Change scares me.
and yet, i realize that sometimes change is necessary.
and when it comes to my health and the lifestyle i live, I’m the one who has a choice to make. Do i want to be healthy, or am i content to continue gaining weight and dealing with constant joint pain?
Change starts with me.
i can whine and complain about my weight and how tired i constantly am, but as long as i continue to eat gluten and other inflammation-causing carbs, I have no one to blame but myself.
i can look in the mirror and cringe at the person looking back at me, or I can choose to change my lifestyle and eat foods that will improve my mood and emotional well-being.
quite frankly, I’m tired of not liking myself.

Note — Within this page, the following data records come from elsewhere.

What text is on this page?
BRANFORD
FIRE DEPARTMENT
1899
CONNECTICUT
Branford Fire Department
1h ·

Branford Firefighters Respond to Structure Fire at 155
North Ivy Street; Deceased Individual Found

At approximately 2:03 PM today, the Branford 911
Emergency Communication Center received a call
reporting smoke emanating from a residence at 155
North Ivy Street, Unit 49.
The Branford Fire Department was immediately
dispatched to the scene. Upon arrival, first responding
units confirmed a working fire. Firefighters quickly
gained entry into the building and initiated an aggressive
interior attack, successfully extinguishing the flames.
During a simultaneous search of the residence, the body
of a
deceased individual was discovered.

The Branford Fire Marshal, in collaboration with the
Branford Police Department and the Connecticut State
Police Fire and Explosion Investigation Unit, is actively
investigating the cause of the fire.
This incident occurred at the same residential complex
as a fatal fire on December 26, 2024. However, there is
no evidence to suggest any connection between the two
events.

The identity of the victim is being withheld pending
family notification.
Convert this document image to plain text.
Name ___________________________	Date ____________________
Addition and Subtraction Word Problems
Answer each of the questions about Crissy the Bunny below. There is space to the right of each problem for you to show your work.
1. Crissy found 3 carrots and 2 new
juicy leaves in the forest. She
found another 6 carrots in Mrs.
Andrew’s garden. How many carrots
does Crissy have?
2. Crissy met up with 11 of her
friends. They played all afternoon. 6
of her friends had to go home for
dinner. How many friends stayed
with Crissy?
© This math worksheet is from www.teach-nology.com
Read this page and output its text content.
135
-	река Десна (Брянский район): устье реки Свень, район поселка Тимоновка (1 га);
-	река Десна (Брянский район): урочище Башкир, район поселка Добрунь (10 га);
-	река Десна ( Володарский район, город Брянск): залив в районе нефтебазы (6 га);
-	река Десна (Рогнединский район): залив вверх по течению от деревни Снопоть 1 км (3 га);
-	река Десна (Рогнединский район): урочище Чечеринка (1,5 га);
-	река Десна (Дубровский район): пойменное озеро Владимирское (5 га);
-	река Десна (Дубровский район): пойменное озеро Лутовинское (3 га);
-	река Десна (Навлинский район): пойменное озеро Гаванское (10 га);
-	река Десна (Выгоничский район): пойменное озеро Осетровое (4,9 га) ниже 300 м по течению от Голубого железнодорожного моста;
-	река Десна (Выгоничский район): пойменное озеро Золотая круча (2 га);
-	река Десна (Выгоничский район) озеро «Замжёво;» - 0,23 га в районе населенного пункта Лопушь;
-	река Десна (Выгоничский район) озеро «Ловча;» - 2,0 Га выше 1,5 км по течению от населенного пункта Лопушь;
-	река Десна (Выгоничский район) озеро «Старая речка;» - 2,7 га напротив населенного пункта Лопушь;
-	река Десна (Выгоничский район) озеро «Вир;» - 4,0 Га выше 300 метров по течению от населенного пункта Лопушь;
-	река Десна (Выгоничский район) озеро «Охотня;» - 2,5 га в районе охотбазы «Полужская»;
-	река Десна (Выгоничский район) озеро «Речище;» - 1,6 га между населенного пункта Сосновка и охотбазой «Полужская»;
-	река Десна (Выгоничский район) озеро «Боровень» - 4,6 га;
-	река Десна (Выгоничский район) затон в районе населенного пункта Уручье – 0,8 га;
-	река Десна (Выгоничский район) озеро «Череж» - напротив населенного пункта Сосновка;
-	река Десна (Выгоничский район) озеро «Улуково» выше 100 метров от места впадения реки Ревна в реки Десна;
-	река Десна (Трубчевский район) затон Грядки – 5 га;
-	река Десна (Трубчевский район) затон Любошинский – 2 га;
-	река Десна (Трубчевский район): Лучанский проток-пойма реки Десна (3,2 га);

and I’m tired of standing in my closet in tears because all of my clothes are getting too tight, and i have nothing larger to wear.
the hardest part of all of this is the reality that i got this way because of poor choices that I made.
and I’m the only one who can do something about it.
but there’s something important that I’ve come to realize; I can lose the weight and end up with the flattest tummy in the world, but until I can learn to be content with who i really am, it won’t matter at all.
the number on the scale isn’t going to change who i am on the inside, and neither will my pant size.
and yet, i tend to put all this focus on the weight and on my appearance, forgetting that I need to get to the root of my struggle.
for me, the root of my struggle is my tendency to want to be someone different than the person i was created to be.
i want to be thin like this person, or have hair like that person, and the grass always seems to be greener on the other side.
and you know what? i know that I’m not the only one who struggles with this.
i think that women in general tend to struggle with their identity, and to be honest, i feel like it’s some sort of curse.
i feel like there’s this unspoken level of perfection that women are expected to aspire to, and if they don’t they’re considered a failure.
and sadly enough, our teen age girls are falling prey to all of this, and feel like failures before they’ve even been given a chance.
my point here is that, as women, we need to learn to support and encourage each other, and accept each other as the beautiful people that we are.
and i truly believe that by women accepting one another without condition, we will begin to see our value and will begin to experience freedom in being who we were created to be.